Of course, we usually do not want to creative with our lives (even though the propaganda we put out on social media is nothing other than a creative selection and re-purposing of aspects of our lives). We want to know our own history because for better or worse we define ourselves through it. The uncanniest moments in our lives happen when we are made to know about something that we cannot remember. It is as if a small part of our lives had been hijacked, and we find out that we are in fact not exactly who we thought we were.
Today, I noticed this towel. I had hung it up to dry after it had got drenched in yesterday's thunderstorms. Before, it had served as padding inside the little outdoor enclosure that one of the cats likes to sit it. The towel very clearly is mine. What are the odds of finding a towel that is made to look like a 100 Deutsche Mark bill in the US? OK, it is conceivable that you could find one in a thrift shop. But for sure, the last thing I'd buy in such a shop is a used towel.
In fact, I think I remember that I received this towel. I remember that it had been a gift from my grandmother, my father's mother and the sole grandparent I met in my life time (all the others had been dead for years before I was born). I also seem to remember that I received it through my mother.
But the more "facts" I seem to remember, the less certain I am that they are correct. Did my mother in fact make a snide passive-aggressive comment about either the gift or my grandmother when she handed me the towel? I think she did. But when I'm honest, I don't know for sure. It would have been in character (I grew up in very passive-aggressive family settings, which has fucked up my life to this date). But I'm not certain.
I also don't remember why I would have kept the towel, given that it's incredibly tacky. Who thinks it's a good idea to put an image of money on a towel? Who thinks it's a good idea to buy such a towel and to gift it to someone (my grandmother, but again, this is more in character than remembered)?
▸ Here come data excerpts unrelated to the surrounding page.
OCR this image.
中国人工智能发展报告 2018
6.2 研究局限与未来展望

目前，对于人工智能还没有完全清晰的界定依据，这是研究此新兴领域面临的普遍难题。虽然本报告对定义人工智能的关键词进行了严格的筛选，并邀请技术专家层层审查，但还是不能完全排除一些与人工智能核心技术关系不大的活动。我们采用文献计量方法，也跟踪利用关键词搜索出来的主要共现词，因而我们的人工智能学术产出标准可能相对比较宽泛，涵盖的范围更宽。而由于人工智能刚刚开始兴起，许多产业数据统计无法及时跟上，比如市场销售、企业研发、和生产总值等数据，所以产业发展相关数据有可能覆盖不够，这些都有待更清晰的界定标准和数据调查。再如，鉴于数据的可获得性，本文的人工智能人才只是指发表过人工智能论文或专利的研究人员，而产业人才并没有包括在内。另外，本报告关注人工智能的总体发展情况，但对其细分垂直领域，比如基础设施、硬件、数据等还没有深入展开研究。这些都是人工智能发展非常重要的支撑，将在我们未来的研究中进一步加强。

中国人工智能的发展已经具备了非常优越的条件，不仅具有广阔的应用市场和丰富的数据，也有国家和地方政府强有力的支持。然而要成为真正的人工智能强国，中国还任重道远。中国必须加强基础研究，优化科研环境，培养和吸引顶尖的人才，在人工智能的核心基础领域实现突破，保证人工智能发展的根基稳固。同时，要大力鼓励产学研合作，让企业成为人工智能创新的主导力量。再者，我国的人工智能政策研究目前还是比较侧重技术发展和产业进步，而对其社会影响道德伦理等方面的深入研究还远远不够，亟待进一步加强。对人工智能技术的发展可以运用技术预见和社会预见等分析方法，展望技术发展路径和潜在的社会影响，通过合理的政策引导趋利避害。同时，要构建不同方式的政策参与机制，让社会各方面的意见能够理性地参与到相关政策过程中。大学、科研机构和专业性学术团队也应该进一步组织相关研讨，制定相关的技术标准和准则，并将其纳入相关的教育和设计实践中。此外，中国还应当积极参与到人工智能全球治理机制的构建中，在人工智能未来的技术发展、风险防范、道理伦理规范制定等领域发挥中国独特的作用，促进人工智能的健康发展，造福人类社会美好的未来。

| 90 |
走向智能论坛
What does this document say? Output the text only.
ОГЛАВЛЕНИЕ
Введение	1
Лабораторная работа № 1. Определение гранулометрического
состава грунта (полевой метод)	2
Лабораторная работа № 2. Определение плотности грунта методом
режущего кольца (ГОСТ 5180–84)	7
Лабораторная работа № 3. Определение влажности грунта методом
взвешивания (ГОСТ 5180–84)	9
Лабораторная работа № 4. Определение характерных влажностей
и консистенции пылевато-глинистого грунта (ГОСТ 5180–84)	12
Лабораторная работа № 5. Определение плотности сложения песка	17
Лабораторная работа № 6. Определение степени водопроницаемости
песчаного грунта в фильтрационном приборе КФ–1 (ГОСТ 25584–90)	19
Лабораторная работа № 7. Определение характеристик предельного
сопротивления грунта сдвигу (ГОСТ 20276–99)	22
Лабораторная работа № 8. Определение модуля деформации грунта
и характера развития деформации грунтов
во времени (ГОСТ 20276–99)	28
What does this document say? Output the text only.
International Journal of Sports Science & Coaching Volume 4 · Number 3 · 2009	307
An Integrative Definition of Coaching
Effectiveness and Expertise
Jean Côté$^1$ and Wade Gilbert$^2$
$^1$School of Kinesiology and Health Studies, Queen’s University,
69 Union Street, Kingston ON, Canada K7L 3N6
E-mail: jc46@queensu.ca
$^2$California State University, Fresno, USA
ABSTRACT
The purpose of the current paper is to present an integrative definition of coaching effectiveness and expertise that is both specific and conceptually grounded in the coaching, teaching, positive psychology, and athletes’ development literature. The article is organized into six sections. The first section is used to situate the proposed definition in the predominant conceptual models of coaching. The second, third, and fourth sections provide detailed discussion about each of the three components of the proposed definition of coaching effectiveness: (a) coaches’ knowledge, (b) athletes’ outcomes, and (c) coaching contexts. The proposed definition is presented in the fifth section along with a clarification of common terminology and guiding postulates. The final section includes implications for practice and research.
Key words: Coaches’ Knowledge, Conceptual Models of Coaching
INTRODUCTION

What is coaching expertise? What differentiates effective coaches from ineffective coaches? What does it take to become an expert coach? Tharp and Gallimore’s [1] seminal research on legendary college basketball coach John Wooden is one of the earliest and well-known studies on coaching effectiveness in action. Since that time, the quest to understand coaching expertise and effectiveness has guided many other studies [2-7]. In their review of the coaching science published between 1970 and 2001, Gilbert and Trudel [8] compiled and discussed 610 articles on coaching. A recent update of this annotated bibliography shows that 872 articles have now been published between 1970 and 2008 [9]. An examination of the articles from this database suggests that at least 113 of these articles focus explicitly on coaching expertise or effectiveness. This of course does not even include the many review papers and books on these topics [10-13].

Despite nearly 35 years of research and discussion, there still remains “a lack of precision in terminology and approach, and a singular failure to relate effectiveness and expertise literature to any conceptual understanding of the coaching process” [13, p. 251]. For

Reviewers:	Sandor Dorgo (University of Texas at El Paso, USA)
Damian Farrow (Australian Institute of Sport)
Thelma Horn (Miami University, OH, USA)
And what weirdo then keeps the towel, even though they think it's the tackiest shit? Well, this weirdo apparently.
The more I think about it, the more my recollections become less that, actual recollections of events of things I remember, and more a reconstruction of something that is based on what I know for sure. What I know for sure isn't actually only knowledge. Instead, it's judgment more than anything. Maybe I kept the towel because it expressed a kind of judgment that I have constructed parts of my life around?
It's possible.
Things get truly interesting when photographs enter the world of that towel. I don't mean photographs of towels, but photographs as objects, made and owned by people. This is a story that plays out time and again, and often its most manic episodes happen in the country at whose core sits the belief that money matters more than anything, the United States.
New Yorker magazine just published an article about Disfarmer, and you absolutely want to find the time to read it. There are many staggering details in the article. Long story short, a country photographer gets posthumously discovered, first by chance and then by whatever this is called when the art-world vultures descend. The next obvious step is then for the equivalent of ambulance chasers to enter the fray. On Twitter, Bryan Formhals wryly described the story as being filled with "intrigue, mystery, grifters, lawyers, curators and long lost relatives", and that just sums it up so well.
When I went back to the unfinished draft of this email today, I tried remembering when I had started it. I was unable to. The mention of the thunderstorms didn't help. When it didn't rain yesterday (or was it the day before) that felt weird. Ever since the last heat waved passed, it has been raining. It feels like a very warm early October. It's so depressing.
As always thank you for reading (and looking)!